The Friday before Thanksgiving is a day of great rejoicing for many of our seminarians. For one thing, their Thanksgiving break has arrived and they’ll have a week to spend with family and friends and prepare for their final exams. That Friday is also the day of the annual bonfire at St. Joseph Seminary College. This tradition that goes back many decades and so many of our priests have taken part in it (including myself). The students at St. Joseph (which, because it is a Benedictine monastery, we know as St. Ben’s – confusing I know!) spend the early weeks of November gathering and stacking timber that has fallen around the
property and then stuffing it with as much brush as they can. Thankfully there are 1200 acres of trees at St. Ben’s and usually a hurricane will have pushed through earlier in the fall and provided plenty of raw material. The night before the bonfire the students and faculty have a gathering to bless the fire and ask the Lord to make the next evening a time of fraternity and community that will build up the future priests of the church. Then on bonfire day the men from Notre Dame in New Orleans cross Lake Pontchartrain to join their younger brethren for a football game followed by a great dinner and the lighting of the fire.

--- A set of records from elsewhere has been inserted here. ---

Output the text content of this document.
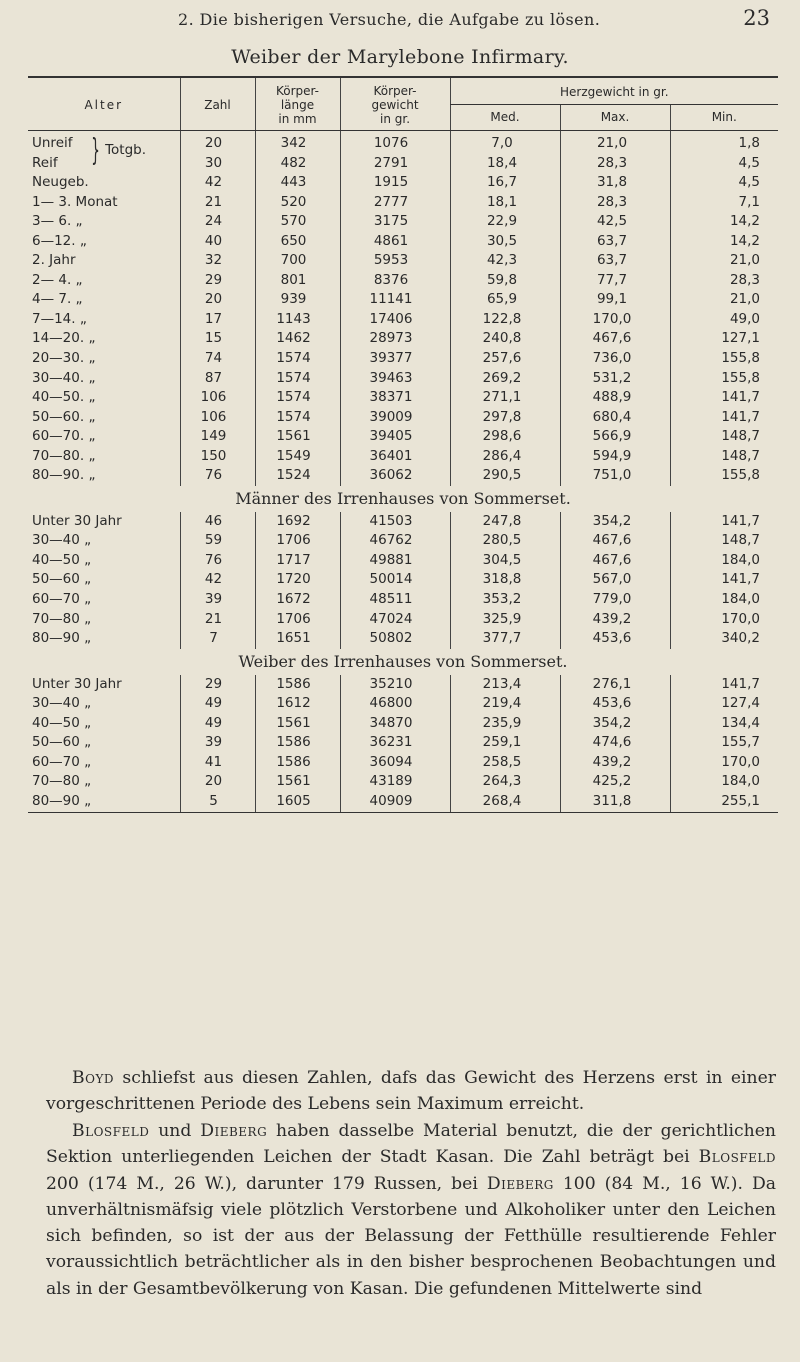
2. Die bisherigen Versuche, die Aufgabe zu lösen.	23
Weiber der Marylebone Infirmary.
Alter	Zahl	Körper-
länge
in mm	Körper-
gewicht
in gr.	Herzgewicht in gr.		
				Med.	Max.	Min.
Unreif } Totgb.	20	342	1076	7,0	21,0	1,8
Reif	30	482	2791	18,4	28,3	4,5
Neugeb.	42	443	1915	16,7	31,8	4,5
1— 3. Monat	21	520	2777	18,1	28,3	7,1
3— 6. „	24	570	3175	22,9	42,5	14,2
6—12. „	40	650	4861	30,5	63,7	14,2
2. Jahr	32	700	5953	42,3	63,7	21,0
2— 4. „	29	801	8376	59,8	77,7	28,3
4— 7. „	20	939	11141	65,9	99,1	21,0
7—14. „	17	1143	17406	122,8	170,0	49,0
14—20. „	15	1462	28973	240,8	467,6	127,1
20—30. „	74	1574	39377	257,6	736,0	155,8
30—40. „	87	1574	39463	269,2	531,2	155,8
40—50. „	106	1574	38371	271,1	488,9	141,7
50—60. „	106	1574	39009	297,8	680,4	141,7
60—70. „	149	1561	39405	298,6	566,9	148,7
70—80. „	150	1549	36401	286,4	594,9	148,7
80—90. „	76	1524	36062	290,5	751,0	155,8
Männer des Irrenhauses von Sommerset.						
Unter 30 Jahr	46	1692	41503	247,8	354,2	141,7
30—40 „	59	1706	46762	280,5	467,6	148,7
40—50 „	76	1717	49881	304,5	467,6	184,0
50—60 „	42	1720	50014	318,8	567,0	141,7
60—70 „	39	1672	48511	353,2	779,0	184,0
70—80 „	21	1706	47024	325,9	439,2	170,0
80—90 „	7	1651	50802	377,7	453,6	340,2
Weiber des Irrenhauses von Sommerset.						
Unter 30 Jahr	29	1586	35210	213,4	276,1	141,7
30—40 „	49	1612	46800	219,4	453,6	127,4
40—50 „	49	1561	34870	235,9	354,2	134,4
50—60 „	39	1586	36231	259,1	474,6	155,7
60—70 „	41	1586	36094	258,5	439,2	170,0
70—80 „	20	1561	43189	264,3	425,2	184,0
80—90 „	5	1605	40909	268,4	311,8	255,1
Boyd schliefst aus diesen Zahlen, dafs das Gewicht des Herzens erst in einer vorgeschrittenen Periode des Lebens sein Maximum erreicht.
Blosfeld und Dieberg haben dasselbe Material benutzt, die der gerichtlichen Sektion unterliegenden Leichen der Stadt Kasan. Die Zahl beträgt bei Blosfeld 200 (174 M., 26 W.), darunter 179 Russen, bei Dieberg 100 (84 M., 16 W.). Da unverhältnismäfsig viele plötzlich Verstorbene und Alkoholiker unter den Leichen sich befinden, so ist der aus der Belassung der Fetthülle resultierende Fehler voraussichtlich beträchtlicher als in den bisher besprochenen Beobachtungen und als in der Gesamtbevölkerung von Kasan. Die gefundenen Mittelwerte sind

My favorite bonfire memories were usually from the football game. It’s amazing how pumped up you can get to compete against another team when there is only one other team to compete against and you only play them once a year. I used to always play receiver, not because I was athletic, but because I was a good field spacer because I knew all the routes and I could open up the field for our more athletic teammates to get open. One time, our quarterback threw me a bone and tossed me a touchdown pass on 4th and goal from the 1-yard line. I was so honored that he trusted me in that moment, but when we talked about it on the sideline, he said — “that was 4th down? I thought it was 3rd or I would have never thrown that to you!”
Those moments are particularly fun for me to reflect on now that I am walking with our current seminarians. Their great memories will be different from mine, but I know that the Lord will give them the same encouragement from these events that I received. The fraternity experienced in seminary is special, and it has endured long after ordination. We have so much great support for our seminarians throughout the diocese, and that support doesn’t just help them learn about theology and liturgy, it gives them opportunities to build friendships that will help sustain their ministry for decades to come.